The Elves of Cintra (Book 2 of The Genesis of Shannara)

An instant later, a clutch of metal-legged machines skittered into the daylight, heavy and squat. They had the look of monstrous insects, their bodies supported on multiple legs, their heads studded with orbs that pulsed and glowed, weapons jutting like mandibles from their jaws. There were five of them, all of a size that suggested they were meant to repulse anything short of a nuclear strike that might try to invade the complex.

No hauler was worth this, Logan thought. Not that a response like this had anything to do with haulers. This had to do with something of far greater importance, something that Oronyx Experimental had been working on when the end came. The human workers might be gone, but the guard machines they had built to defend their efforts remained in place, programmed to repel any invasion.

He rushed over to Panther, seized his shoulders, and spun him about. “Run!” he shouted in his face, shoving him toward the fence.

Then the heat of the lasers began to scorch the concrete apron, thin red beams slicing past him. He wheeled back in response, hands gripping the black staff, and sent a burst of the Word’s white magic into the closest of the attackers. It cut the legs out from under the machine and caused it to stumble into another so that both went down. But they were slowed only for a moment before righting themselves and continuing their advance. Logan backed away hurriedly. The machines were big and looked ponderous, but they moved quickly and smoothly. They were meant to survive enemies stronger than himself.

He glanced over his shoulder and saw Panther and Sparrow turn and fire their weapons at the approaching behemoths. “No!” he screamed at them. “Run!”

They were wasting their time. Their best chance was to get back outside the fence and hope that the machines were not programmed to advance beyond the boundaries of the complex. The Parkhan Spray was a formidable weapon, but not nearly enough to stop these monsters. Even his magic might not be enough.

He used it anyway, hammering at the insect-like machines with sustained bursts aimed at the joints of their crooked legs. He brought one down, its legs sufficiently damaged that it could not rise again. But the others kept coming and were nearly on top of him. He turned and ran hard, dodging the lasers that sought to cripple him.
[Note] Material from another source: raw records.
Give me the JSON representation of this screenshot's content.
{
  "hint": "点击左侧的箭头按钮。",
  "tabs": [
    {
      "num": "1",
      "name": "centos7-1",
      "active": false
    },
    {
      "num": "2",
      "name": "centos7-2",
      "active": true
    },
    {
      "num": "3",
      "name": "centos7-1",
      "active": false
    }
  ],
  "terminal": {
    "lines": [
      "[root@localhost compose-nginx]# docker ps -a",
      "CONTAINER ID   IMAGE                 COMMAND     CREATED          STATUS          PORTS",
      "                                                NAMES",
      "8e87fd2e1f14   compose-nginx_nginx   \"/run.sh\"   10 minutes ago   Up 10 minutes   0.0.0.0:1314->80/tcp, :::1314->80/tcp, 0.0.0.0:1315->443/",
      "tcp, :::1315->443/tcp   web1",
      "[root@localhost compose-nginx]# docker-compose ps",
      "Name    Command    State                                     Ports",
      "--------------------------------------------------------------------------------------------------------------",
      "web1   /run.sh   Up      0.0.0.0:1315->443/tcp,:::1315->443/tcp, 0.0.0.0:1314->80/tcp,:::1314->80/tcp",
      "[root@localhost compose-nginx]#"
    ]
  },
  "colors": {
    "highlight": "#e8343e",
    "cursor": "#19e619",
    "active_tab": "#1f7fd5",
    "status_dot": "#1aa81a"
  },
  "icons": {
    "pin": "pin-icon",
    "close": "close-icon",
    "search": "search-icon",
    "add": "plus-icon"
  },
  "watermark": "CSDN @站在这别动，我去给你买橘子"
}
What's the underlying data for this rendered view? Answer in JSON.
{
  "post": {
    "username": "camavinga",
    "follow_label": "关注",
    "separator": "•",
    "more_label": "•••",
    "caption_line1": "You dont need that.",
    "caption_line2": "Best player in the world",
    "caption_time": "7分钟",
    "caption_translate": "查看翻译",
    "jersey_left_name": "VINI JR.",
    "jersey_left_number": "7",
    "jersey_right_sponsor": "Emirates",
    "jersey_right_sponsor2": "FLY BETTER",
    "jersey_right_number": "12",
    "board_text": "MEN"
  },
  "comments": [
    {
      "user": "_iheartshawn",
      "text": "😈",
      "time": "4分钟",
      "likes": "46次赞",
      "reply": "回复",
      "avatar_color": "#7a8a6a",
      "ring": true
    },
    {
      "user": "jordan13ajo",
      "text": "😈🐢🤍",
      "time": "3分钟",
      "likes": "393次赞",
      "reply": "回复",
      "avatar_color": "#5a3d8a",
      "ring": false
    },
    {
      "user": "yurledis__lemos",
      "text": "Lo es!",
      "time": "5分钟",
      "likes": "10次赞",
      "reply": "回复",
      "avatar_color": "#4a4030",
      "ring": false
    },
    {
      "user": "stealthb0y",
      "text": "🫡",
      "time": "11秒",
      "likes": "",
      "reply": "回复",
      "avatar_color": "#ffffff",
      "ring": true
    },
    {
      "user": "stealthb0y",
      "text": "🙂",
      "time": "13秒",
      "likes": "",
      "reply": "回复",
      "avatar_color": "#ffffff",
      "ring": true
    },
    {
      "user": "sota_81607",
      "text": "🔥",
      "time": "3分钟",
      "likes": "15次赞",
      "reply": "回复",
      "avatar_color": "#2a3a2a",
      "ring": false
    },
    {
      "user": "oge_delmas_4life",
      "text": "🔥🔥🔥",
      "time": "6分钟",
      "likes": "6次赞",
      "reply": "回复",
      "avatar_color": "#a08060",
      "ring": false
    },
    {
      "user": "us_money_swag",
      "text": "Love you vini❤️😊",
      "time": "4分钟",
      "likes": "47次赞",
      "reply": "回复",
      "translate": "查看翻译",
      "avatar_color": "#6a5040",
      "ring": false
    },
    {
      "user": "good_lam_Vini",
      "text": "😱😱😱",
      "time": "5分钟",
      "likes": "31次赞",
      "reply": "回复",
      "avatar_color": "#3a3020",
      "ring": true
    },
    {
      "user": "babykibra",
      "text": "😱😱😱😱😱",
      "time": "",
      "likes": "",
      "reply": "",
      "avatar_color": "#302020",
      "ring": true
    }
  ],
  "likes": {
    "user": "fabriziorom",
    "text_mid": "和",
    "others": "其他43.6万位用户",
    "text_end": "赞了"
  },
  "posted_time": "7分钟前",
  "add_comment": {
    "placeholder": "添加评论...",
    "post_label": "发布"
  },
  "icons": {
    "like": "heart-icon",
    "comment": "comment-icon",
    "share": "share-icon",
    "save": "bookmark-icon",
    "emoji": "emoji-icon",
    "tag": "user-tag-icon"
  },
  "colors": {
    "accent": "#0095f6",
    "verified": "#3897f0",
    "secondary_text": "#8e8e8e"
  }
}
The machines were not concentrating on Panther and Sparrow, whom they had judged less dangerous. They were concentrating on him. His magic shielded him from the worst of the blasts that were scorching everything around him, but he could feel himself weakening from the effort. The chain-link fence was still a long way off, too far to be judged a sure thing.

Then an explosion right in front of him sent chunks of concrete flying into his face, and he went down in a tangle of arms and legs, his staff sliding out of reach.

Outside the fence, there was instant pandemonium. All the Ghosts began shouting at once, gesturing wildly, trying to bring the three trapped inside the fence to safety through a combination of sheer willpower and deafening sound. All of them pressed up against the mesh, gripping the metal links fiercely. Bear even tried to go through the gap until Owl’s cry of dismay stopped him in his tracks.

For a few brief moments, all of them lost control.

All except Fixit.



FIXIT IS A BOY who has always been good at finding ways of making things work. Mostly, such things are mechanical in nature. Machines of all sorts, big and small, whole or in component pieces, useful or pointless, taken apart or put together—it is all the same to him. If there is a possibility that he can make it work, he wants to know how. He can’t explain what is so intriguing about machines; he can’t even remember what initially triggered his interest in them. He only knows that he can’t think of a time when working with machines hasn’t been his favorite pastime.

He is the middle child in a family of five, two older, two younger, both parents still alive and looking after them. They are living on a farm in eastern Washington, a run-down operation out in the middle of nowhere, their closest neighbors at least five miles away, the closest town at least twenty. They seldom see anyone except for the Strayhorns, the family up the road, whom they visit a couple of times a year and who visit them in turn about the same number. That is in the beginning, when he is still only four or five and just starting to take an interest in how things work. Shortly after that, the Strayhorns don’t come anymore. His mother says they have moved away. His father begins carrying a shotgun everywhere he goes.